MicroRNAs (miRNAs) are a recently identified class of small regulatory RNA molecules found in most organisms, including human. miRNAs are encoded by the genomes and processed into ~ 22-nucleotide products which are thought to play important regulatory role, mainly through degrading target messenger RNAs (mRNAs) and/or inhibiting translation of protein-coding mRNAs. Interestingly, many miRNAs are expressed in a tissue-specific manner, suggesting their potential roles in regulating tissue-specific gene expression. However, given more than 400 miRNAs identified in mammals, the molecular mechanisms and the in vivo functions of most miRNAs remain unknown. In our preliminary studies, we found that miR-1, miR- 133, miR-206 and miR-208 are muscle-specifically expressed (and therefore referred to as """"""""muscle miRNAs""""""""). Ectopic expression or knockdown of miR-1 and miR-133 in myoblasts modulates their proliferation and differentiation processes, indicating that miRNAs are importance for animal development and function. The long-term goal of our research is to understand the molecular mechanisms that control development and function of cardiac muscle. The discovery of miRNAs opened a completely new field to investigate how miRNAs may participate in """"""""classical"""""""" gene expression pathways. Our central hypothesis is that miRNAs are components of the molecular circuitry that controls mammalian cardiac development and function.

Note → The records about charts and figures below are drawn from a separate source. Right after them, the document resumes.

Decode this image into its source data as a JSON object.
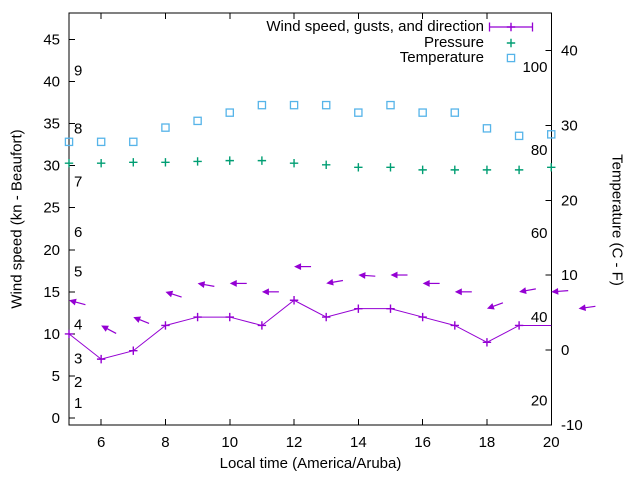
{
  "axis_titles": {
    "x": "Local time (America/Aruba)",
    "y_left": "Wind speed (kn - Beaufort)",
    "y_right": "Temperature (C - F)"
  },
  "legend": {
    "position": "top-right-inside",
    "items": [
      {
        "label": "Wind speed, gusts, and direction",
        "series": "wind",
        "marker": "errorbar-line",
        "color": "#9400d3"
      },
      {
        "label": "Pressure",
        "series": "pressure",
        "marker": "plus",
        "color": "#009e73"
      },
      {
        "label": "Temperature",
        "series": "temperature",
        "marker": "square",
        "color": "#56b4e9"
      }
    ]
  },
  "chart_data": {
    "type": "line",
    "title": "",
    "xlabel": "Local time (America/Aruba)",
    "x": [
      5,
      6,
      7,
      8,
      9,
      10,
      11,
      12,
      13,
      14,
      15,
      16,
      17,
      18,
      19,
      20
    ],
    "series": [
      {
        "name": "Wind speed (kn)",
        "style": "line-with-plus-markers",
        "color": "#9400d3",
        "values": [
          10,
          7,
          8,
          11,
          12,
          12,
          11,
          14,
          12,
          13,
          13,
          12,
          11,
          9,
          11,
          11
        ],
        "last_marker_hidden_at_border": true
      },
      {
        "name": "Wind gusts with direction arrows (kn)",
        "style": "arrows",
        "color": "#9400d3",
        "values": [
          14,
          11,
          12,
          15,
          16,
          16,
          15,
          18,
          16,
          17,
          17,
          16,
          15,
          13,
          15,
          15
        ],
        "arrow_tilt_deg_up_left": [
          15,
          28,
          22,
          18,
          10,
          0,
          0,
          0,
          -10,
          4,
          0,
          0,
          0,
          -20,
          -10,
          -4
        ],
        "extra_arrow_outside_border": {
          "x": 20.85,
          "value": 13,
          "tilt_deg_up_left": -8
        }
      },
      {
        "name": "Pressure (left-axis units, inHg-scale)",
        "style": "plus-markers",
        "color": "#009e73",
        "values": [
          30.3,
          30.3,
          30.4,
          30.4,
          30.5,
          30.6,
          30.6,
          30.3,
          30.1,
          29.8,
          29.8,
          29.5,
          29.5,
          29.5,
          29.5,
          29.8
        ]
      },
      {
        "name": "Temperature (C)",
        "style": "open-square-markers",
        "color": "#56b4e9",
        "values": [
          27.8,
          27.8,
          27.8,
          29.7,
          30.6,
          31.7,
          32.7,
          32.7,
          32.7,
          31.7,
          32.7,
          31.7,
          31.7,
          29.6,
          28.6,
          28.8
        ]
      }
    ],
    "axes": {
      "x": {
        "label": "Local time (America/Aruba)",
        "range": [
          5,
          20.06
        ],
        "ticks": [
          6,
          8,
          10,
          12,
          14,
          16,
          18,
          20
        ],
        "grid": false
      },
      "y_left": {
        "label": "Wind speed (kn - Beaufort)",
        "units": "kn",
        "ticks": [
          0,
          5,
          10,
          15,
          20,
          25,
          30,
          35,
          40,
          45
        ],
        "range": [
          -0.8,
          48.2
        ]
      },
      "y_left_inner_beaufort": {
        "labels": [
          1,
          2,
          3,
          4,
          5,
          6,
          7,
          8,
          9
        ],
        "kn_positions": [
          1.8,
          4.3,
          7.1,
          11.1,
          17.4,
          22.1,
          28.1,
          34.4,
          41.3
        ]
      },
      "y_right": {
        "label": "Temperature (C - F)",
        "units": "C",
        "ticks": [
          40,
          30,
          20,
          10,
          0,
          -10
        ],
        "range": [
          -10,
          45
        ]
      },
      "y_right_inner_fahrenheit": {
        "labels": [
          100,
          80,
          60,
          40,
          20
        ],
        "c_positions": [
          37.8,
          26.7,
          15.6,
          4.4,
          -6.7
        ]
      }
    },
    "colors": {
      "wind": "#9400d3",
      "pressure": "#009e73",
      "temperature": "#56b4e9",
      "axis": "#000000",
      "background": "#ffffff"
    }
  }
}
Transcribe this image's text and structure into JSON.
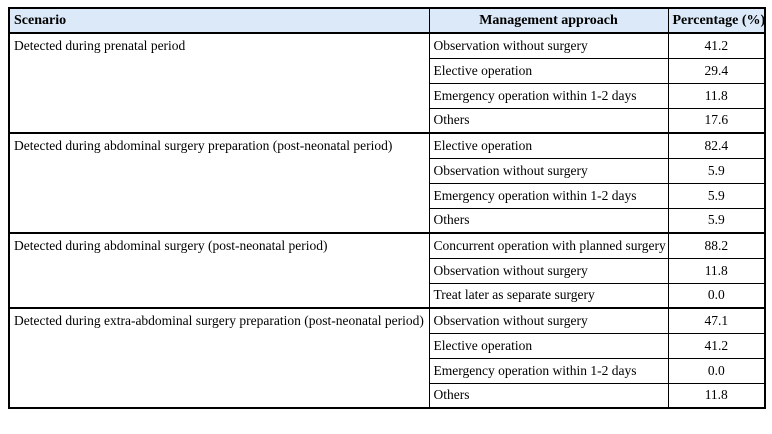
{
  "table": {
    "header_bg": "#dbe9f8",
    "border_color": "#000000",
    "headers": {
      "scenario": "Scenario",
      "approach": "Management approach",
      "percentage": "Percentage (%)"
    },
    "groups": [
      {
        "scenario": "Detected during prenatal period",
        "rows": [
          {
            "approach": "Observation without surgery",
            "percentage": "41.2"
          },
          {
            "approach": "Elective operation",
            "percentage": "29.4"
          },
          {
            "approach": "Emergency operation within 1-2 days",
            "percentage": "11.8"
          },
          {
            "approach": "Others",
            "percentage": "17.6"
          }
        ]
      },
      {
        "scenario": "Detected during abdominal surgery preparation (post-neonatal period)",
        "rows": [
          {
            "approach": "Elective operation",
            "percentage": "82.4"
          },
          {
            "approach": "Observation without surgery",
            "percentage": "5.9"
          },
          {
            "approach": "Emergency operation within 1-2 days",
            "percentage": "5.9"
          },
          {
            "approach": "Others",
            "percentage": "5.9"
          }
        ]
      },
      {
        "scenario": "Detected during abdominal surgery (post-neonatal period)",
        "rows": [
          {
            "approach": "Concurrent operation with planned surgery",
            "percentage": "88.2"
          },
          {
            "approach": "Observation without surgery",
            "percentage": "11.8"
          },
          {
            "approach": "Treat later as separate surgery",
            "percentage": "0.0"
          }
        ]
      },
      {
        "scenario": "Detected during extra-abdominal surgery preparation (post-neonatal period)",
        "rows": [
          {
            "approach": "Observation without surgery",
            "percentage": "47.1"
          },
          {
            "approach": "Elective operation",
            "percentage": "41.2"
          },
          {
            "approach": "Emergency operation within 1-2 days",
            "percentage": "0.0"
          },
          {
            "approach": "Others",
            "percentage": "11.8"
          }
        ]
      }
    ]
  }
}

The overall goal of this proposal is to explore the molecular mechanisms of miRNA function, using cardiac muscle as our model system. In particular, we will study the in vitro and in vivo function of cardiac- specific miR-208 and identify its regulatory targets which are involved in cardiac muscle differentiation and development. In addition, we will assess the global role of miRNAs in heart development, using Dicer conditional knockout mice.
The specific aims are:
Aim #1. To study the in vitro and in vivo role of miR- 208 in heart development and cardiac gene expression.
Aim #2. To define the global role of miRNA- mediated regulation in cardiac muscle using Dicer conditional knock-out mice.
Aim #3. To identify and experimentally test the regulatory targets of miRNAs in the heart. Identification of the regulatory mRNA targets of miRNAs in the heart will be the key to the understanding of the molecular mechanisms of miRNA function. We will use a combination of computational prediction and experimental confirmation to study the regulatory targets repressed by miRNAs in the heart. Our studies will provide important insights into the molecular mechanisms behind miRNAs that control mammalian heart development and cardiac gene expression. The molecular strategies revealed in these studies may apply to pathophysiologically- related cardiac muscle events such as human congenital heart defects (CHD), cardiac failure and cardiac hypertrophy.